Tuesday, August 16, 2005

Mish-Mash

Parking Brake!Lots of things going on today, yet few of them focused on anything in particular. The bike is begging for a major overhaul, but I dare not start taking things apart for fear of what I will find and the cost of putting it right. That right brake lever now works well as a parking brake, as you can see in the picture. It's not supposed to do that, is it? The problem's somewhere in the lever, I think. It's always been kind of stiff and I guess the accumulated grunge of a summer in the South has nearly done it in for good. The little rubber band you see, which is really just a piece cut from an old inner tube, is substituting for the shift lever spring that broke (rusted to death, no doubt) a couple of years ago. The one on the left lever went South a month or so ago. I guess 46,000 miles or so is about all you can expect from these things. I'm hoping everything will continue to be minimally functional until this winter when I will be more comfortable taking everything apart for a week or two and riding one of the really old bikes in the meantime.

My niece the soccer player is apparently enjoying the U.S. Naval Academy, and got her pic on the website the other day. Meanwhile, The Daughter is getting ready to start classes next week up in Iowa City where the new Assistant Coach recently arrived. The Wife drove up to Baton Rouge with her sister to meet another sister to visit their mother. I had to cringe last night when I was filling up the tank with $2.70 premium. Apparently gas prices went up ten cents overnight. This is starting to remind me of the "gas crisis" of the early 70s that turned out to be, basically, a conspiracy by the oil companies to raise prices. It worked, by the way. Still, it's apparently not high enough yet to get people to leave the cars at home and take a bike to work. I have to admit, I grin a little bit when I think of those people who abandoned the city and fled to the distant suburbs and are now paying $60 to fill up their 8-cylinder SUVs twice a week and getting hit with big property tax increases for all the stuff they thought they could do without. About the only thing I really need a car for is to get to bike races.
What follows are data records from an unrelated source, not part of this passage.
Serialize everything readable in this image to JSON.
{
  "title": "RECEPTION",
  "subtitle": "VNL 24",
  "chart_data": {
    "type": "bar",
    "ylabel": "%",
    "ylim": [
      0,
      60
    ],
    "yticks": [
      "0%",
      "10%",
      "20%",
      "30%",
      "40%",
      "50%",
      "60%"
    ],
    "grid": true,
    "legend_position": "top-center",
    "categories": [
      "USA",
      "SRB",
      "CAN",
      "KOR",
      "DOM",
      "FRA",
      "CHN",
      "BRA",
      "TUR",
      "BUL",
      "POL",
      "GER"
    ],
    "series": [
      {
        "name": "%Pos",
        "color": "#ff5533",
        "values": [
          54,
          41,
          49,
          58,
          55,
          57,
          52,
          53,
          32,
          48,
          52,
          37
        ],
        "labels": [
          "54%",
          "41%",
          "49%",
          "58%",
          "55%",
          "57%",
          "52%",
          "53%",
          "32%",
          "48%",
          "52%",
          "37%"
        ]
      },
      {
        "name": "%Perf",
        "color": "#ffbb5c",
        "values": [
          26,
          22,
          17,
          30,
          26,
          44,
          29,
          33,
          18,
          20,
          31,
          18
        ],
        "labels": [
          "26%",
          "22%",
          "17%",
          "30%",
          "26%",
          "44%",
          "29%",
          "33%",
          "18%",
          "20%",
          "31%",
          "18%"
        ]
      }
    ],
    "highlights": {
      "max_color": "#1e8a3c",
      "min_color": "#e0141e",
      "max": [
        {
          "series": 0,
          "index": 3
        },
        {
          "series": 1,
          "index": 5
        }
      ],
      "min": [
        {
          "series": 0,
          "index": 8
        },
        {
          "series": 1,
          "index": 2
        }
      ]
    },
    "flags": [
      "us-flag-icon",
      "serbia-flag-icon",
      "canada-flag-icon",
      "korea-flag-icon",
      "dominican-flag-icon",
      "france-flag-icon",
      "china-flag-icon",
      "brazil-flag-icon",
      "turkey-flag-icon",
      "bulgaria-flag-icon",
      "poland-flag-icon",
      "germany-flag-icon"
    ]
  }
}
This morning's long training ride was pretty standard fare, although a few people were intent on pushing the pace. I was impressed when one surge opened a gap and Courtney, all 100 pounds or so of her, towed me and the whole paceline across to Carey at 28 mph. My legs felt a whole lot better today, but there is still some lingering soreness from the weekend bashing and so I was trying to limit my "at the front" time today. Although the district Time Trial championship is still a month away, and the Team TT a couple of weeks after that, some of the local TT specialists and wannabe specialists are out in force lately. The levee is lousy with carbon fiber TT bikes, $3,000 wheelsets and $500 handlebars, sometimes piloted by pudgy guys with sketchy bike handling skills. To me, Time Trials are the things you have to do in order to ride the next stage of the stage race or to get back to the pack after you get a wheel change in a road race. Still, some of these guys - the Real(tm) Time Trialists - are able to sustain speeds that I can barely handle while in the draft, so I guess I'm impressed.

It is also Tour for Cure Season around here. The annual early October charity ride has a huge following and in the last couple of weeks all of the hopeful participants have been showing up in little groups trying to get in shape for it. I think it's around 70 miles a day for two days. A lot of them will disappear over the next couple of weeks and will end up doing the ride quite unprepared, but the organizers expect that and provide copious amounts of food and refreshment along the way. Some people take a good six or seven hours to complete each day's distance, and those who are in over their heads can get rides back in the truck.

The Herring Gas team, along with Realdo J., are heading off to The Tour of French Guyana for a 16-day odyssey. The stage race is something like nine stages, I think. Hopefully they'll be able to send us a few updates now and then. The guys who are going are: Frank Moak, Kenny Bellau, Chris Alexander, Troy Porter, Bain Foote, and Tim Regan. It should be interesting. My guess is that the stage race will suit Chris, Troy and Bain really well. Frank and Kenny will be there for the opportunistic stuff, including pack sprints, and Tim will be mainly trying not to fall on his partially healed collarbone, I hope.

Well, for now it's time to get back to putting together someone else's $990,000 grant proposal that's due at NASA - Glenn on Friday. You would think the Principal Investigator would at least try to sound interested in that, wouldn't you?

2 comments:

Anonymous said...

hmm, did anyone tell those pudgy guys and wannabees on the TT bikes that you need to ride outside of the paceline or alone in order to learn how to TT?

Randall said...

I think that's why they're still pudgy. Usually, they crash into each other and break something before they really get into shape.